It’s never easy to switch machines when you’re using supercomputers for research. This week, I made the move from NERSC’s Cori machine back over to Edison in preparation of a sustained Cori outage as phase II gets integrated with phase I. What should have been a simple matter of changing ‘machine name’ from ‘corip1’ to ‘edison’ quickly became a day-long adventure in debugging.
With my first simulation on Edison, I received a pretty unhelpful segmentation fault error in the cesm log file. After turning on the DEBUG flag in env_build.xml, I got a more useful error message:
“forrtl: severe (408): fort: (2): Subscript #1 of the array ATRCR has value 1 which is greater than the upper bound of 0”
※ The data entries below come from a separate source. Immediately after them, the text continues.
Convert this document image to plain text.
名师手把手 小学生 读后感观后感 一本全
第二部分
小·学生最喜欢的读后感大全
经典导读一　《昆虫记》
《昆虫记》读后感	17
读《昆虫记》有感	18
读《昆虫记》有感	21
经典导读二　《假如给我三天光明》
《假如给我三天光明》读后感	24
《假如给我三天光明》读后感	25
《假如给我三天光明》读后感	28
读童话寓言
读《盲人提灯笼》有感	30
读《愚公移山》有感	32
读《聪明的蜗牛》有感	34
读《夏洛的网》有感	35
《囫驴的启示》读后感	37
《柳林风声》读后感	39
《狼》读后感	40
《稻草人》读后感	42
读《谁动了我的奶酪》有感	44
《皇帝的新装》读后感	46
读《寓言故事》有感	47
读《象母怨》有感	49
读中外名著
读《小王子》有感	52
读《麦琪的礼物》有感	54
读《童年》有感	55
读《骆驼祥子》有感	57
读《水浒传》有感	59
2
With some googling, I came across this page, https://bb.cgd.ucar.edu/error-running-compset-fsdwsf-ert, which suggests a few changes to the source file ice_itd.F90. Another simulation, and the model ran! It was very slow though, so I turned off debug mode and attempted another run. But then I was back at the same place as I was at the beginning – segmentation fault, with no explanation. Why would the model run with debug mode turned on, but fail with it off?
One suggestion was that the optimization flag for the intel compiler on Edison has some problems; turning debug mode on changes the optimization to -O0, making the simulation much slower but avoiding some problems that could occur with different optimization settings in the compiler. So another simulation was attempted, changing from the default setting of -O2 to -O1 (in the file config_compilers), and thus, finally, I had a simulation that ran all the way through with more reasonable throughput (~13 sim_yr/day).
My updated config_compilers.xml code now looks like this for Edison:
<compiler COMPILER=”intel” MACH=”edison”>
<ADD_FFLAGS DEBUG=”FALSE”> -O1 </ADD_FFLAGS>
<ADD_CFLAGS DEBUG=”FALSE”> -O1 </ADD_CFLAGS>
<CONFIG_ARGS> –host=Linux </CONFIG_ARGS>
<ADD_SLIBS> -L$(NETCDF_DIR) -lnetcdff -Wl,–as-needed,-L$(NETCDF_DIR)/lib -lnetcdff -lnetcdf $(MKL)</ADD_SLIBS>
</compiler>